Ein paar Kaffeetassenabdrücke zierten ihre Ecken und dem Gelbstich hatte sie auch nicht entkommen können. Ihr Zentrum hatte bereits nadelkleine Einstiche, die wohl von Pinnwandsteckern oder ähnlichem zu sein schienen.
„Ich werde den Safran und die Ringelblumen klein schneiden und du kümmerst dich um die Creme. Sie sollte fertig sein, wenn sie die Konsistenz von Honig hat."
Sie holte ein kleines, metallenes Messer heraus und schnitt die Kräuter klein, sodass sie aussahen wie Gewürze.
Kim gab sich die allergrößte Mühe, die Kräuter zu etwas Pastenähnlichem zu machen und Castiel rührte schweigend in dem Harzgemisch hin und her.
Ein peinliche Stille hatte sich ausgebreitet und drückte Kim unsicher die Kehle zu, als sie verzweifelt über ein Gesprächsthema nachdachte.
Sie würde noch ein paar Stunden mit ihm verbringen müssen und hatte keinenfalls große Lust, von so einem miesen Gefühl erdrückt zu werden.
Anderseits hatte ihr der FBI-Agent noch vor etwas über einer Stunde ein Messer an die Kehle gehalten und sie begann, sich die Frage zu stellen, ob sie sich denn überhaupt mit ihm unterhalten sollte oder ob peinliche Stille nicht die bessere Wahl wäre.
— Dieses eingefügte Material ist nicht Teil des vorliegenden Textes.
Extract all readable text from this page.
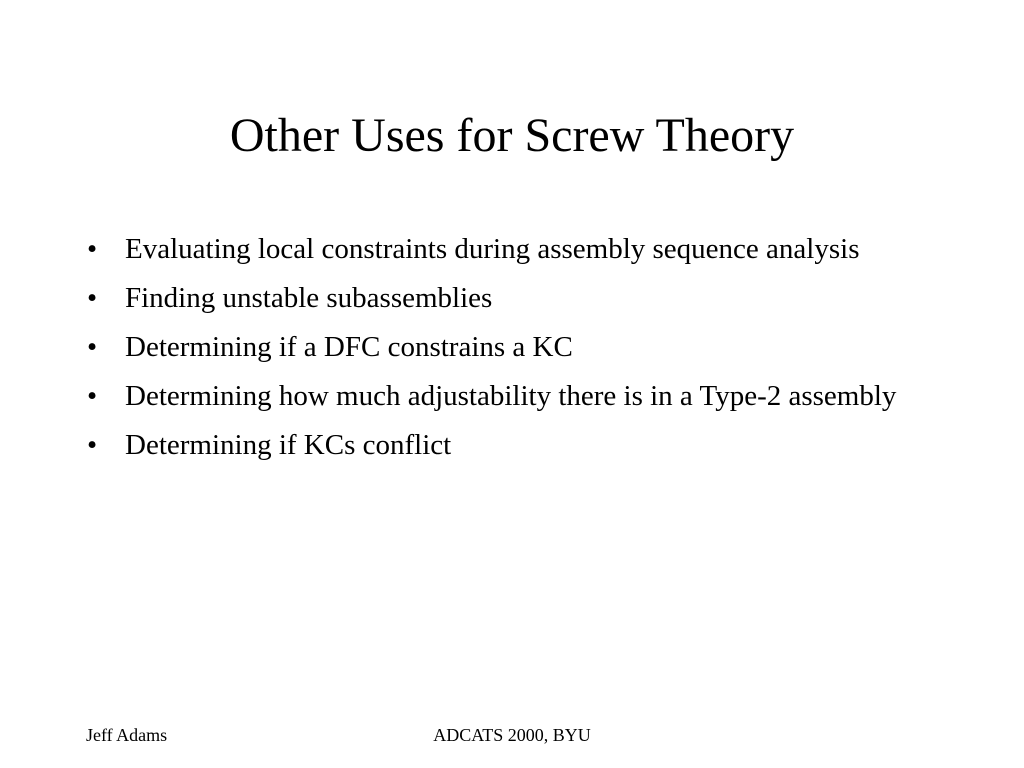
Other Uses for Screw Theory
• Evaluating local constraints during assembly sequence analysis
• Finding unstable subassemblies
• Determining if a DFC constrains a KC
• Determining how much adjustability there is in a Type-2 assembly
• Determining if KCs conflict
Jeff Adams	ADCATS 2000, BYU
Kurz bevor sie auf diesen Gedanken gekommen war, hatte sie bereits eine Frage im Kopf, die sie auch sofort gedankenlos in den Raum warf, ohne dass sie sich endgültig dazu entschieden hatte, ein Gespräch anzufangen.
„Wie heißt du eigentlich?"
Es dauerte ein paar Momente, bis ihr klar wurde, dass sie etwas gesagt hatte.
Einen Augenblick hätte sie sich für die Frage hauen können.
Aber wie ihr schnell bewusst wurde, war es wohl besser, als den Fremden immer nur mit Agent Decker anzusprechen.